You have been an important part of that journey--some of you for a very long time, even most or more than the “40.” You have held me accountable, cared for me when I was struggling, demanded more of me than I thought I had to give, and laughed and cried with me. Some of you were students of mine who have gone on to become my wise elders. A few of you have dragged me kicking and screaming into places I really would rather not have gone and I want to thank you for that as well, even if I do it with a grimace more than a smile... A few of my greatest teachers are no longer with us, although their memory and their teaching live on in me. Some of you are older than I and some are much younger—yet you have all been my teachers, a title I hold in highest esteem. After all, it was the title Jesus was often given.
Journey is an important theme in my life although recently I’ve begun talking more about pilgrimage. Maybe that’s a reflection on a growing sense of ultimate destination created by approaching my “three score and ten.” Yet life is not over; the journey is not yet complete; and the pleasure of your company is not exhausted. Thank you for your life and for your contribution to mine.
In light of all this, I thought it appropriate to send out a notice to you of another significant corner Judy and I are turning. You may have heard the rumors, but just in case you haven’t: I am retiring from Church of God Ministries and am currently in a time of discernment about the future. While there are already some opportunities (for example, I may be teaching a class at Anderson University and will be working on a big curriculum project for another denomination), I will be retired from full time work beginning August 1, 2009.

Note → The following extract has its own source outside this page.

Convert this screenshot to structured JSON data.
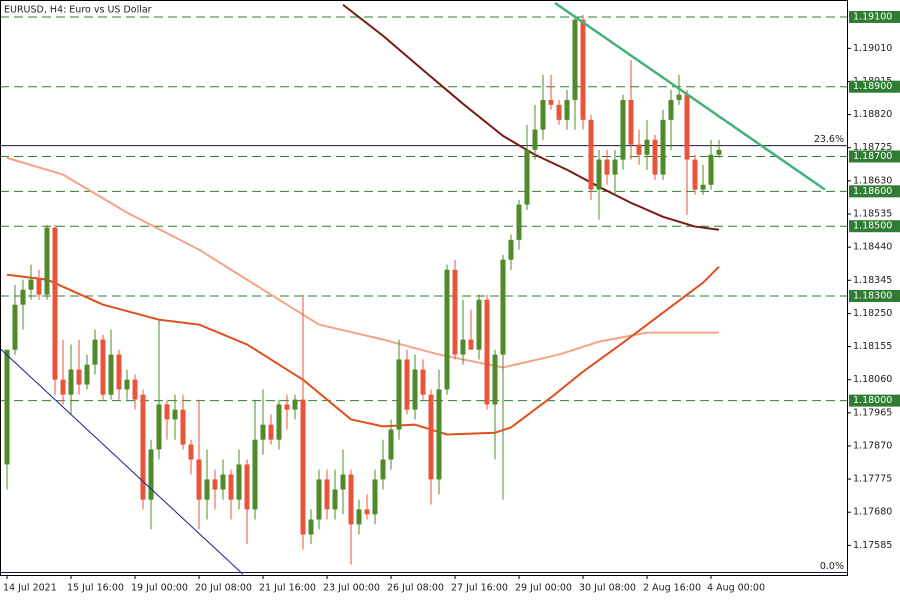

It will be the first time since Red Bluff that I have left one assignment without another clearly in place. That is a bit unnerving and creates some anxiety but also anticipation for what God might have in mind for the next stage of the pilgrimage. There are some pretty important decisions yet to make, including putting our house on the market, and still some discussion about where we are going regarding Germany. (For those of you who know about our plans to be part of Gateway Berlin, it might be helpful to know that we have not given up hope that it will happen. Funds simply have not come in at the level needed to meet the original plan. We decided to put that off and regroup to decide how best to assist in the exciting venture in Germany. I hope you’ll hear more of that in the near future.)
You are all gifts. You have made significant and largely incalculable contributions to Judy’s and my life and ministry. As our lives have intersected and for a while flowed together, you have brought deep challenge and great joy and we are (mostly) deeply grateful. Some of you have come into our lives in times of great emptiness and fear and filled a sometimes very great hollowness. I hope we took the time, then, to tell you just how meaningful your presence was—and how grateful we were. I’m sorry if we didn’t and plan to make amends about that as we have the opportunity.
Well, enough. Although I am ready to get my garden in order and spend some time on the porch, I am not quite ready for the rocking chair. Please continue to pray for us as we discern meaningful directions that would grow out of our gifts and abilities. And, please, do not give up the journey: there are far too few pilgrims and the road can be lonely without you.
You are loved and deeply appreciated.